Gohmert then cited a Washington Times story published Thursday that reported that the U.S. Commission on Civil Rights' chairman claimed that terms like "religious liberty" and "religious freedom" are code for discrimination and even "Christian supremacy."
"They're saying that Christians, it's okay if you never talk about Christianity, which means obviously you're not a Christian, but we're now, its official, the head of the U.S. Commission on Civil Rights thinks practicing Christians are hateful and intolerant," continued Gohmert.
"Jesus said, 'I'm the way, the truth, and the life, no one goes to the Father but by me.' I didn't say that, but I know that to my core."
The congressmen's remarks come on the opening day of the tenth annual Values Voters Summit, which will be held at the Omni Shoreham in Washington, DC from Friday to Sunday.

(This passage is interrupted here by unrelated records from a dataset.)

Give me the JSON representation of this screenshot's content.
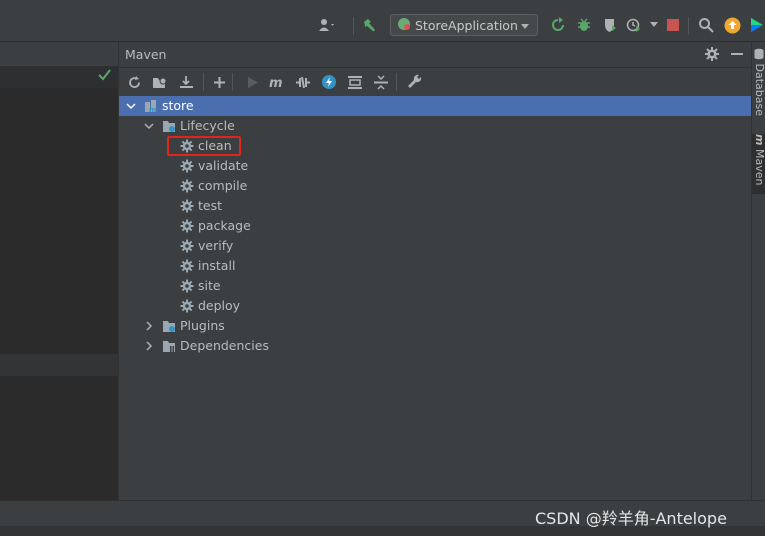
{
  "toolbar": {
    "run_config": "StoreApplication"
  },
  "maven": {
    "title": "Maven",
    "tree": [
      {
        "label": "store"
      },
      {
        "label": "Lifecycle"
      },
      {
        "label": "clean"
      },
      {
        "label": "validate"
      },
      {
        "label": "compile"
      },
      {
        "label": "test"
      },
      {
        "label": "package"
      },
      {
        "label": "verify"
      },
      {
        "label": "install"
      },
      {
        "label": "site"
      },
      {
        "label": "deploy"
      },
      {
        "label": "Plugins"
      },
      {
        "label": "Dependencies"
      }
    ]
  },
  "side_tabs": {
    "database": "Database",
    "maven": "Maven"
  },
  "watermark": "CSDN @羚羊角-Antelope",
  "colors": {
    "selection": "#4b6eaf",
    "highlight_box": "#e0261c",
    "panel_bg": "#3c3f41"
  }
}
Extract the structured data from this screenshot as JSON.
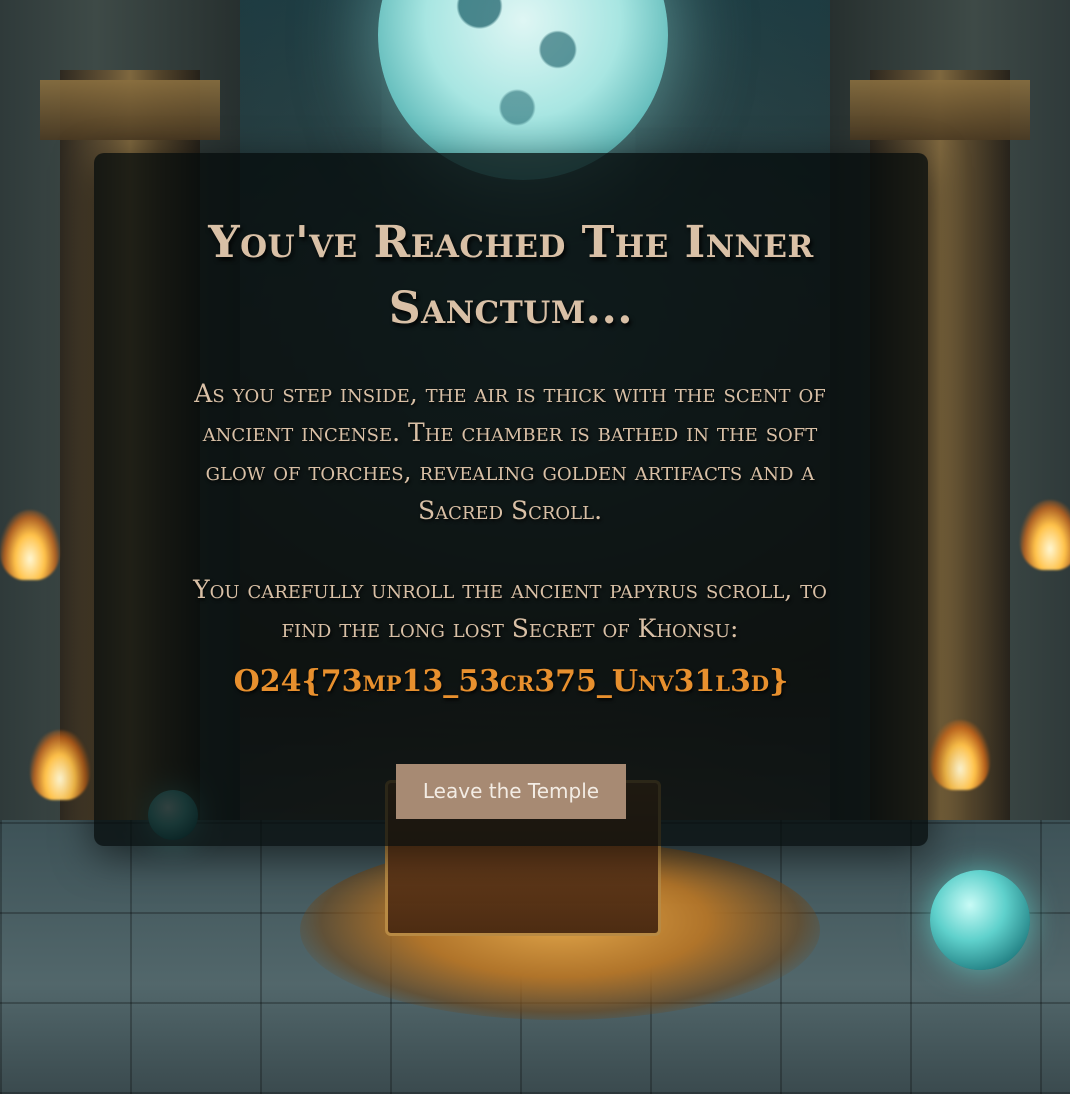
{
  "page": {
    "title": "You've Reached The Inner Sanctum...",
    "intro_paragraph": "As you step inside, the air is thick with the scent of ancient incense. The chamber is bathed in the soft glow of torches, revealing golden artifacts and a Sacred Scroll.",
    "scroll_paragraph": "You carefully unroll the ancient papyrus scroll, to find the long lost Secret of Khonsu:",
    "secret_text": "O24{73mp13_53cr375_Unv31l3d}",
    "leave_button_label": "Leave the Temple"
  },
  "colors": {
    "panel_background": "rgba(5,12,12,0.78)",
    "text": "#d9c0a6",
    "secret": "#e8902e",
    "button_background": "#a78a73",
    "button_text": "#f3ece4"
  }
}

"Values Voter Summit was created in 2006 to provide a forum to help inform and mobilize citizens across America to preserve the bedrock values of traditional marriage, religious liberty, sanctity of life and limited government that make our nation strong," noted VVS' website.
"It has drawn over 3,000 plus attendees from around the nation and foreign countries. Garnering national and international media attention, CNN named it 'one of the conservative movement's marquee annual events' and Sean Hannity called it 'the premier conservative event now in the country.'"
In addition to members of Congress and assorted conservative social commentators, Republican presidential nominee Donald Trump is expected to give remarks.